La gestion des déchets participe peu au changement climatique. Elle génère de 3 % à 5 % des gaz à effet de serre (GES) d’origine anthropique – elle est principalement émettrice de méthane, provenant des sites d’enfouissement et des décharges à ciel ouvert. Pourtant, par ses caractéristiques le secteur des déchets permet de participer à la réduction des GES et de contribuer ainsi à atténuer les causes du changement climatique (Scheinberg, A., Wilson, D., Rodic-Wiersma, L., 2010). En ayant recours à des technologies pouvant être déployées dans presque tous les pays, ce secteur pourrait devenir un réducteur net d’émissions de carbone. C’est ce que font quelques pays en développement, en améliorant les pratiques de gestion des déchets. Le secteur privé est très impliqué dans ce processus. Il profite en particulier des financements offerts par le MPD2. Il essaie également de s’inscrire dans le cadre des MAAN3.
Des technologies réductrices de carbone 

La quantité de GES émis par les activités liées aux déchets dépend des technologies de traitement employées. Dans les pays en développement, les principaux GES émis par le secteur des déchets sont le méthane et le dioxyde de carbone, produits par les matières organiques. Composante principale des déchets dans ces pays, ces matières organiques représentent en moyenne 50 % des volumes de déchets, contre 30 % pour les pays développés. Du fait de la forte teneur en humidité de ces déchets organiques, l’incinération et la plupart des autres méthodes de récupération de l’énergie ne sont pas adaptées aux pays en développement. Par ailleurs, il n’y a généralement pas localement d’entreprises capables de réparer et d’assurer la maintenance des installations correspondantes ; de ce fait, plusieurs usines d’incinération sont actuellement à l’abandon en Asie, en Afrique et en Amérique du Sud.
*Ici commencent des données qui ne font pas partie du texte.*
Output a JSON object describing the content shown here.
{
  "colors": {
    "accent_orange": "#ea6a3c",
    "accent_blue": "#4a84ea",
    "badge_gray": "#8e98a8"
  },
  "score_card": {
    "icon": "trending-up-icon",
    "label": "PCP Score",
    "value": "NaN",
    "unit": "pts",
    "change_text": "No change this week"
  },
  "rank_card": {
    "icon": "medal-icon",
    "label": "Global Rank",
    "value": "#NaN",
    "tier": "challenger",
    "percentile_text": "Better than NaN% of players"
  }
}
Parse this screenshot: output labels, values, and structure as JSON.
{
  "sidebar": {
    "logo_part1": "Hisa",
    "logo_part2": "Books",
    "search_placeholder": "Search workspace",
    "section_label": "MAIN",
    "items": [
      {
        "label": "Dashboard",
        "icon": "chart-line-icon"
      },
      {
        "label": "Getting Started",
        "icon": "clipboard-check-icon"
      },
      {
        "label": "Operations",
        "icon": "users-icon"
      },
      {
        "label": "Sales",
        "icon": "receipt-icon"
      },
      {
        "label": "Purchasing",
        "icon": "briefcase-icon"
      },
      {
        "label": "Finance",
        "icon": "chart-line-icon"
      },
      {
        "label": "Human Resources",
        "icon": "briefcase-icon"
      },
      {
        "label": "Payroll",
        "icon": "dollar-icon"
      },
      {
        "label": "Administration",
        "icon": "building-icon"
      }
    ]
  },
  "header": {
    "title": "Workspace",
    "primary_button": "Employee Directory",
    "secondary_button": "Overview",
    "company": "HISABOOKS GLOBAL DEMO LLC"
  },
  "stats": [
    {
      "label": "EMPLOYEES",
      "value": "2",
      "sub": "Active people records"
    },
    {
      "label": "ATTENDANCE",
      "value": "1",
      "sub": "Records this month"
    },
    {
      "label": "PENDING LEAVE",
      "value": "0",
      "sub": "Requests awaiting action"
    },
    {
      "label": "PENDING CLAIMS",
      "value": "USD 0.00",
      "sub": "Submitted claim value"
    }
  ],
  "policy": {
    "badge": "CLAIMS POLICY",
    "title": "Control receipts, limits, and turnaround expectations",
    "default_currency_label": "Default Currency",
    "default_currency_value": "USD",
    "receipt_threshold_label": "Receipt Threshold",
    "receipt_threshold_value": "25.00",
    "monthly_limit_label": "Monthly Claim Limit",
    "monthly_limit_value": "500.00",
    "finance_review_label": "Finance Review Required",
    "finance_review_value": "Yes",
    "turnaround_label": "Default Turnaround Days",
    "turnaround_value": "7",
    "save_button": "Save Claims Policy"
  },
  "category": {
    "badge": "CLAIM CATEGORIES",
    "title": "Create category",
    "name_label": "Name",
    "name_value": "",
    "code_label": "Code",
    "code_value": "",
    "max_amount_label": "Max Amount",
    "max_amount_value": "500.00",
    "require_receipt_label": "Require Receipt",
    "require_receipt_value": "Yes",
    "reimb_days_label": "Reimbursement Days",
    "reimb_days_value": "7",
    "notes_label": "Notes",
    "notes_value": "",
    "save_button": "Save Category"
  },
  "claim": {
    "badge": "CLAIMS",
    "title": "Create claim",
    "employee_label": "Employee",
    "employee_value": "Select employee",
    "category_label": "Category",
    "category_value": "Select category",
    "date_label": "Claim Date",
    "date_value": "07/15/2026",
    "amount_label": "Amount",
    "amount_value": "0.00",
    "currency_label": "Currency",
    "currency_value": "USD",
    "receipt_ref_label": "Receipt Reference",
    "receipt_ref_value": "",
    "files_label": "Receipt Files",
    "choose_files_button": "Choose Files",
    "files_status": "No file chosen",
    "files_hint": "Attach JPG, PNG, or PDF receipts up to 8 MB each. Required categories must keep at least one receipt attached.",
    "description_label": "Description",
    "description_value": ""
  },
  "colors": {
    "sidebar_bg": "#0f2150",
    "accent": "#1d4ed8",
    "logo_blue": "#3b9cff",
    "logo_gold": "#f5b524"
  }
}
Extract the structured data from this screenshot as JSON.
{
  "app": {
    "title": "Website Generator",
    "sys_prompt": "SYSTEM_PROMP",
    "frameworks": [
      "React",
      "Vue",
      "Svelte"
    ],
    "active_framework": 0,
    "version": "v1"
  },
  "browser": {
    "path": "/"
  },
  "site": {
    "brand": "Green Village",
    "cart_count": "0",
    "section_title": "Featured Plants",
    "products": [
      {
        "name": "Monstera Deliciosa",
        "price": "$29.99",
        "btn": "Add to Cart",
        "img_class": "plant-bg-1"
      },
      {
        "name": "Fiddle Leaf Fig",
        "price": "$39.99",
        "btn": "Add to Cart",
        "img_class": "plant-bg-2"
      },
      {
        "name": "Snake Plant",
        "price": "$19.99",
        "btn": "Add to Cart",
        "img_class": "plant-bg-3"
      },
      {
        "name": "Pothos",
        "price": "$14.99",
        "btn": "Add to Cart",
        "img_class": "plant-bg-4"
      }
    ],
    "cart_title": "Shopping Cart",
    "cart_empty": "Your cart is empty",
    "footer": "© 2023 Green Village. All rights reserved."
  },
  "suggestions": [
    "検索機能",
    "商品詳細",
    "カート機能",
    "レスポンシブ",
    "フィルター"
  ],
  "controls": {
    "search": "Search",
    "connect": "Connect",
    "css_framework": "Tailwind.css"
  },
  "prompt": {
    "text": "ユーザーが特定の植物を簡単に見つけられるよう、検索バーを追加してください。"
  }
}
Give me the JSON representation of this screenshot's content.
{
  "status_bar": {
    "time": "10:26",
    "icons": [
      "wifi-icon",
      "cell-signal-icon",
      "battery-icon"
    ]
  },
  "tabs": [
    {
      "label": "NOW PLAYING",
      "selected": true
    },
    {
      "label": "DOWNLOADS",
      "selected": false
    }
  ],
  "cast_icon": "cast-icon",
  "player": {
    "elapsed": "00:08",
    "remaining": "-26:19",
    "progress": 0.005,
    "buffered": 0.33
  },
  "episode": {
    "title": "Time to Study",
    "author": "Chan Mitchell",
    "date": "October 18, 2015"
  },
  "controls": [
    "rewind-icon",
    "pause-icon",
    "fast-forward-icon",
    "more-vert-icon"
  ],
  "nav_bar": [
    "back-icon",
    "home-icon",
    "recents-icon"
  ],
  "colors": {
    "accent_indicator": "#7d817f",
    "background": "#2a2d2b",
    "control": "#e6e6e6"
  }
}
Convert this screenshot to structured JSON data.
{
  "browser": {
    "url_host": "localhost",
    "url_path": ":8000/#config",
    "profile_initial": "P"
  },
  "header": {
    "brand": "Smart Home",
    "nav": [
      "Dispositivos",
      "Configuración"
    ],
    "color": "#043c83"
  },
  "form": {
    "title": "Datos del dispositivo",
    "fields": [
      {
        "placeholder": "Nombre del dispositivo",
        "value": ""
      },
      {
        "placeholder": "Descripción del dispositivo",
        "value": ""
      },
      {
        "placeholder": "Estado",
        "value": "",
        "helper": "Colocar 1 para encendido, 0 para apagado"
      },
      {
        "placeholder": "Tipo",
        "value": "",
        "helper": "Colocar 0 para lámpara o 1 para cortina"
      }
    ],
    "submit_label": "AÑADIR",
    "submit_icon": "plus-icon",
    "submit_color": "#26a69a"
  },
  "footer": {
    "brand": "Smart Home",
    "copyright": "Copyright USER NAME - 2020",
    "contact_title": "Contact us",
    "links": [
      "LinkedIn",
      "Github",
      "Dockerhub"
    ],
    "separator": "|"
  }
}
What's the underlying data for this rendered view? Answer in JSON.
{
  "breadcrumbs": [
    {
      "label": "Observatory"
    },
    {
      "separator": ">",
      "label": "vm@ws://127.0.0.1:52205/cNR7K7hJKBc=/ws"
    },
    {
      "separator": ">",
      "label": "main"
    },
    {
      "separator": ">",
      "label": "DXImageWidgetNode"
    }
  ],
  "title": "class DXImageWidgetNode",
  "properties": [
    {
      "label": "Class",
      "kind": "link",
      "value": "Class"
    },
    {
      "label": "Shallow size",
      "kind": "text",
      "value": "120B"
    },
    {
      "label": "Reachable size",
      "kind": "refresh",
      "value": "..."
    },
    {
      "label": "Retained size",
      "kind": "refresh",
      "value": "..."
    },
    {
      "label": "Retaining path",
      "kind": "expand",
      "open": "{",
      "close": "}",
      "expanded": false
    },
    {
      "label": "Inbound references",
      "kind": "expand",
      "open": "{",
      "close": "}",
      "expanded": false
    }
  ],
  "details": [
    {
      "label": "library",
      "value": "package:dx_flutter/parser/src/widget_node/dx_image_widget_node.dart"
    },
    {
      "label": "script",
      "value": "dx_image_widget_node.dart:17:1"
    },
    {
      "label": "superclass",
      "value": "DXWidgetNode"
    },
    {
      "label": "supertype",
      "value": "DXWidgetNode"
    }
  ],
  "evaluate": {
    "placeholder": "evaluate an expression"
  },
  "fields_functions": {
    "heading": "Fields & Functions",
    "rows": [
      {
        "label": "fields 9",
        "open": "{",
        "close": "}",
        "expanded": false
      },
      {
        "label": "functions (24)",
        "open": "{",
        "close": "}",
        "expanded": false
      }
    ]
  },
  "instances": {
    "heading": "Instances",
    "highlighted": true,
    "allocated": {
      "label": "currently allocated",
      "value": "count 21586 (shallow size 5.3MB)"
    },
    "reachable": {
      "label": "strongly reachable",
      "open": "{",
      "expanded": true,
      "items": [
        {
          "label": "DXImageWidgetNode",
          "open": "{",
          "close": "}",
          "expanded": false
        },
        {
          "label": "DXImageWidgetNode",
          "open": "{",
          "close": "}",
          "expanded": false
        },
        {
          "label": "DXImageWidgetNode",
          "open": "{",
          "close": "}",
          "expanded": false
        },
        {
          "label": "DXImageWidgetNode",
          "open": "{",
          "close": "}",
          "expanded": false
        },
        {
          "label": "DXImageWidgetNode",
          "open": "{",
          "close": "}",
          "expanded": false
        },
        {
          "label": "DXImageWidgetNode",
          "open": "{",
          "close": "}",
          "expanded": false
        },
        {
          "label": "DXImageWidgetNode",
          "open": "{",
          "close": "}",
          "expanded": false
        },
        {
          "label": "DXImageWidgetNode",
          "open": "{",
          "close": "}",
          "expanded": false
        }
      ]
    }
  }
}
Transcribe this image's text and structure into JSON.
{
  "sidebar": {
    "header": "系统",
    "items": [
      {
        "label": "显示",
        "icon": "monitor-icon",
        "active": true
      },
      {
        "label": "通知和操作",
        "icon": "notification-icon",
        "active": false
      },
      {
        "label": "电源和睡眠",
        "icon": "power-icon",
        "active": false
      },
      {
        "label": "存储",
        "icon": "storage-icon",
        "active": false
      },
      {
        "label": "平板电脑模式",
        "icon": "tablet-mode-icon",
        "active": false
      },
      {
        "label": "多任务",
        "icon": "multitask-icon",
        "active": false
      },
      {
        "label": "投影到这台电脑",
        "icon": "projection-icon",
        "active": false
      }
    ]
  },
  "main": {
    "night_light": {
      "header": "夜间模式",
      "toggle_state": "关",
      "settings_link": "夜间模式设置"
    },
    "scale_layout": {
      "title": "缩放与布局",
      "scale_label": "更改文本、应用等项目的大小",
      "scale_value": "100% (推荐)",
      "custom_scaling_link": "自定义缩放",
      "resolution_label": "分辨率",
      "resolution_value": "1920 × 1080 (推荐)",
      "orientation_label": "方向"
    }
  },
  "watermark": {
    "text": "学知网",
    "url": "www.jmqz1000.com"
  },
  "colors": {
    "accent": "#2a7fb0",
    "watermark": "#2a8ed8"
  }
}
Des traitements biologiques, notamment le compostage, permettent de récupérer et de transformer les déchets organiques en amendements et en engrais, et ainsi de réduire les émissions de GES. Ces procédés consistent à séquestrer le carbone biogène dans le sol, ce qui améliore ses propriétés physiques, lui apporte des nutriments et réduit ses besoins en pesticides. Cette solution semble plus adaptée aux pays en développement que des technologies plus élaborées, comme l’incinération. De plus, elle permet de récupérer le méthane généré (mais pas le dioxyde de carbone) pour produire de l’électricité.

Les centres d’enfouissement technique (CET) – par opposition aux décharges à ciel ouvert – peuvent eux aussi contribuer à réduire les émissions de GES. Les CET sont des sites de mise en décharge où les déchets sont placés dans des compartiments étanches ; ils se dégradent alors en produisant du CO2 et du méthane. Ce processus peut être contrôlé pour alimenter un réacteur à biogaz. La combustion de ce biogaz sert alors à produire de l’électricité. Les CET permettent en outre de contrôler les émissions fugitives4. Une autre solution consiste à produire, à partir des déchets, des combustibles à fort pouvoir calorifique par un traitement thermique, par exemple dans des fours à ciment. Les plus fortes réductions d’émissions de GES proviennent cependant du retraitement des déchets recyclables, lorsque ceux-ci peuvent être récupérés et réutilisés. D’importants gains environnementaux peuvent en effet être réalisés grâce à la substitution de matières premières secondaires aux matières premières primaires. Le recyclage réduit la quantité de déchets à mettre en décharge et fournit des substituts aux matières premières utilisées dans la fabrication de produits. Pour de nombreuses industries, utiliser des matériaux recyclés présente l’avantage d’économiser l’énergie liée à l’extraction et au transport des matières premières primaires.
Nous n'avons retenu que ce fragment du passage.